A Schematic of the experimental procedure used for infection assays. Single-cell zebrafish embryos microinjected with std or peds1 crRNA/Cas9 complexes were dechorionated and infected at 2 dpf through either the otic vesicle (neutrophil recruitment) or yolk sac (larval survival) with Salmonella enterica serovar Thyphimurium (ST). Treatments of interest were added daily from 1 dpf by immersion and the number of surviving larvae was counted daily for the next 5 days. B Survival analysis of crstd and crpeds1 larvae infected with ST and treated with 20 µM HsVEPE1 or vehicle (DMSO). C Survival analysis of crstd and crpeds1 larvae infected with ST and treated with 20 µM HsAEPE1 or vehicle (DMSO). D Survival analysis of crstd and crpeds1 larvae infected with ST and treated with caspase 3 inhibitor (C3I, 50 µM) or vehicle (DMSO). E, F Number of neutrophil in the otic vesicle and body at 1 and 6 h post-infection in crstd and crpeds1 larvae treated with 50 µM C3I or vehicle (DMSO) counted by fluorescence microscopy (red channel; Tg(lyz:DsRED2)^nz50). G Survival analysis of crstd and crpeds1 larvae injected in combination with antisense (As) or csf3a mRNA and infected with ST. H Number of neutrophil in whole body in uninfected crstd and crpeds1 larvae of 3 dpf treated with 50 µM C3I or vehicle (DMSO) counted by fluorescence microscopy (green channel; (mpx:eGFP)ⁱ¹¹⁴). B–D and G A log-rank test was used to calculate the statistical differences in the survival of the different experimental groups. E, F Each point represents one larva and the mean ± SEM of each group is also shown. P-values were calculated using one-way ANOVA and Tukey’s multiple range. n.s not significant, *p ≤ 0.05, **p ≤ 0.01, ***p ≤ 0.001, ****p ≤ 0.001.

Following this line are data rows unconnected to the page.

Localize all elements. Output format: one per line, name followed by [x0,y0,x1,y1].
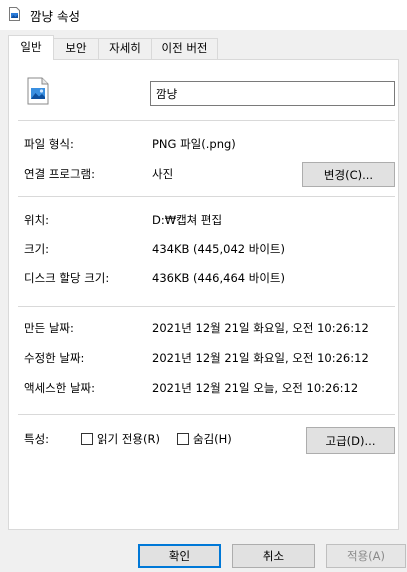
tab-previous-versions[interactable]: 이전 버전 [151,38,218,59]
open-with-value: 사진 [152,167,174,181]
change-button[interactable]: 변경(C)... [302,162,395,187]
size-label: 크기: [24,242,50,256]
open-with-label: 연결 프로그램: [24,167,96,181]
hidden-label[interactable]: 숨김(H) [193,431,232,447]
advanced-button[interactable]: 고급(D)... [306,427,395,454]
modified-value: 2021년 12월 21일 화요일, 오전 10:26:12 [152,351,369,365]
file-type-label: 파일 형식: [24,137,74,151]
location-value: D:₩캡쳐 편집 [152,213,223,227]
size-value: 434KB (445,042 바이트) [152,242,285,256]
location-label: 위치: [24,213,50,227]
png-file-icon [27,77,49,105]
attributes-label: 특성: [24,432,50,446]
window-title: 깜냥 속성 [30,9,80,24]
file-name-input[interactable] [150,81,395,106]
hidden-checkbox[interactable] [177,433,189,445]
tab-general[interactable]: 일반 [8,35,54,60]
size-on-disk-label: 디스크 할당 크기: [24,271,110,285]
separator [18,120,395,121]
readonly-label[interactable]: 읽기 전용(R) [97,431,160,447]
created-label: 만든 날짜: [24,321,74,335]
modified-label: 수정한 날짜: [24,351,85,365]
accessed-value: 2021년 12월 21일 오늘, 오전 10:26:12 [152,381,359,395]
separator [18,414,395,415]
tab-security[interactable]: 보안 [53,38,99,59]
general-panel [8,59,399,530]
separator [18,306,395,307]
accessed-label: 액세스한 날짜: [24,381,96,395]
apply-button[interactable]: 적용(A) [326,544,406,568]
image-file-icon [9,7,20,21]
cancel-button[interactable]: 취소 [232,544,315,568]
separator [18,196,395,197]
created-value: 2021년 12월 21일 화요일, 오전 10:26:12 [152,321,369,335]
tab-details[interactable]: 자세히 [98,38,152,59]
file-type-value: PNG 파일(.png) [152,137,236,151]
readonly-checkbox[interactable] [81,433,93,445]
ok-button[interactable]: 확인 [138,544,221,568]
size-on-disk-value: 436KB (446,464 바이트) [152,271,285,285]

Peds1a/b DKO line shows developmental delay, neutropenia, monocytopenia and exacerbated inflammation.

A Generation of a DKO line by whole deletion of peds1a and peds1b genes using CRISPR-Cas9. B–F Total plasmalogen and precursor quantification (B), larval length (C), number of neutrophil (D) and macrophage (E), and transcript levels of nfkb1, il1b, tnfa and clxcl8a genes, assayed by RT-qPCR (F). Each point represents one larva and the mean ± SEM of each group is also shown. *p ≤ 0.05, **p ≤ 0.01, ***p ≤ 0.001. ROI region of interest, CHT caudal hematopoietic tissue.

Model showing the effect of inhibiting plasmalogen synthesis under basal and different inflammatory conditions.

Inhibition of plasmalogen synthesis promotes a proinflammatory stage with increased neutrophil and macrophage apoptosis. Plasmalogen deficiency also exacerbates chronic skin inflammation, impairs inflammation resolution and tissue regeneration, and results in increased susceptibility to infection.